A function that is used in the default normalizer that will be helpful is withoutZone on DateTime.

This strips out the zone information from the datetime object once the processing for zones is done, and then dealing with distances becomes much easier


#3

Yes, it is a custom normalizer, it also strips timezone using:

obj = obj.putField('start', obj.start.withoutZone());

but it is probably not timezone but the constraints when calling makeNorm.

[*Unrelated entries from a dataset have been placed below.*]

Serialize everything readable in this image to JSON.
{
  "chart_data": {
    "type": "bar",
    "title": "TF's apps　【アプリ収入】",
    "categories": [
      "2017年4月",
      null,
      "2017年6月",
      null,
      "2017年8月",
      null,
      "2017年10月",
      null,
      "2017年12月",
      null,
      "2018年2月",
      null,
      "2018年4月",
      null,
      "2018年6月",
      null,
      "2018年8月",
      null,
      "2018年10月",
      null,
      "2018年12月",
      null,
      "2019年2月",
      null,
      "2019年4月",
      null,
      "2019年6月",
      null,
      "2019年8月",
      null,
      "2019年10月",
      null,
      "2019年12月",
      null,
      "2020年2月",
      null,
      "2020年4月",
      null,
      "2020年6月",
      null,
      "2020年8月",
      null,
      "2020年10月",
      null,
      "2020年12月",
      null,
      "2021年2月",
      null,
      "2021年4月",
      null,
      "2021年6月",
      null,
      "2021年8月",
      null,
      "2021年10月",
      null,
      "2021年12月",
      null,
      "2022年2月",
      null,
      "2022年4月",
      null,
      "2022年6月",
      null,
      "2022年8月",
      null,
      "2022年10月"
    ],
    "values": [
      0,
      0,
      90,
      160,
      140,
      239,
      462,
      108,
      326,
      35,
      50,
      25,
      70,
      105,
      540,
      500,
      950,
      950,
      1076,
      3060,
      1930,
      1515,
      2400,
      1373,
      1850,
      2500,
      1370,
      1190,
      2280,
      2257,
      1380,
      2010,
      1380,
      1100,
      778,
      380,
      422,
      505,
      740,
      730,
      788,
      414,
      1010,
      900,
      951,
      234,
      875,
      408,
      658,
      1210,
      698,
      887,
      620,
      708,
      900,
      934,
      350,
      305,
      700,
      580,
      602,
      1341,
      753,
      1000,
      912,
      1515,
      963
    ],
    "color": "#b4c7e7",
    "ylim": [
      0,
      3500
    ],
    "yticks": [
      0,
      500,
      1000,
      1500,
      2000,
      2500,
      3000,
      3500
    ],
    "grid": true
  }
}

I will try adding 0s to fill in holes.

Thanks


#4

Yes you have to provide as many points as there are in between start / end


#5

I computed the number of intervals (I had a function already) and subtracted the length od data array from it; then pushed 0 to the data array that many times. It works, although it is not obvious in which case(s) 0s are added.